Let me put Ealy’s thesis in my own terms: We know that modernity has its faults, but we need to do the best we can with what we have. And modernity is what we have, and philanthropy is what we can do to improve the human condition consistent with an adherence to limited government and free markets. But how do we know this will work out? Ealy emphasizes the necessity of the doctrine of spontaneous order, and I suggest the sufficiency of the concept of self-interest rightly understood. Ealy is surely correct to say that Polyani, Oakeshott, and Hayek identify the necessary condition for a robust private philanthropy; I would add that Tocqueville points out the sufficient condition.

We need to build on Ealy’s call that we, in effect, shift from public policy to private action. But we need then to move forward and make the case for public action on the foundation of private action. I don’t think that Polanyi, Oakeshott, and Hayek have a definitive answer to the important question here: How do you know that spontaneous action produces better and more orderly outcomes? Why is this not, ultimately, also a “prejudice?” Are we not, if we don’t take the next step, replacing “the prejudice of political philosophy”—seeing the state or polis as the most authoritative actor in our social life—with “the prejudice of the market,” the notion that the market ought to be the authoritative source for the distribution of values?

Is conscious public action possible, or are we left with the alternatives of public policy, endorsed by political philosophy, or private action, endorsed by the spontaneous market? Why be privately philanthropic under either the authoritative or the spontaneous model? If the political philosophy model treats economics as subservient to politics, the market model suggests just the reverse. If political philosophers err in identifying spontaneity with anarchy, then market supporters err in identifying statesmanship with coercion. Is there, possibly, a third way?

I think we need a Tocquevellian, modern public action solution for the problems of modernity, one that retains spontaneous human initiative and yet appeals to the civic dimension of human existence. One that overcomes the ancient appeal to communal duty without relying exclusively on the invisible hand of the marketplace. As I read Tocqueville, he warns that reliance on ancient sacrifice is inappropriate. But he also warns that the market system may well encourage self-interest wrongly understood: the notion that I help others by helping myself. Tocqueville is arguing for self-interest rightly understood: By helping others, I help myself. In short, that is the case for being privately philanthropic in the modern world.
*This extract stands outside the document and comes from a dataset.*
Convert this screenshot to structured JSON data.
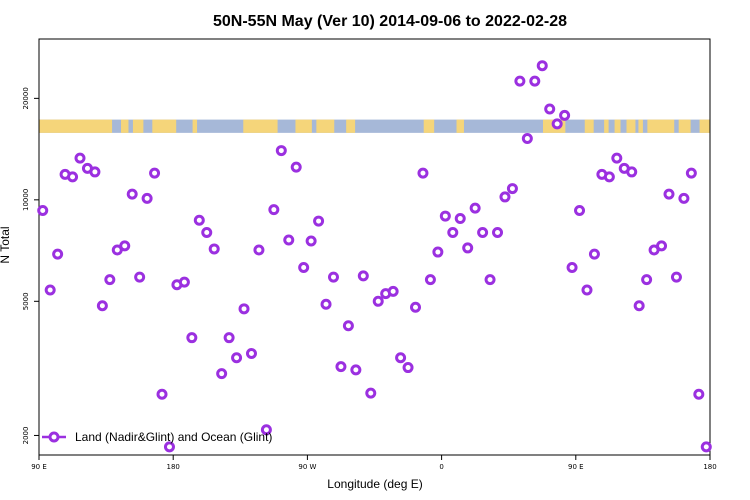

As Tocqueville said, self-interest rightly understood is not “a sublime doctrine,” one that is among the highest of individual virtues. But it is reliable; it brings out the best in modern man; it produces “orderly, temperate, moderate, careful, and self-controlled citizens.” Most importantly, it provides an alternative to both the paternalistic state and the market state. It does not encourage an attachment to the prejudice of political philosophy, nor does it encourage us to abandon the fact that we are, by nature, at least partly political animals. The doctrine that “virtue is useful” leads humans “to help one another and disposes them freely to part of their time and wealth for the good of the state.” And when we support this practical approach with the dissemination of the “sublime utterance” of Christianity—”we must do good to our fellows for love of God”—we have, in effect, provided the second dimension of the sufficient condition for personal philanthropy that is absent in both the classical model and the market alternative.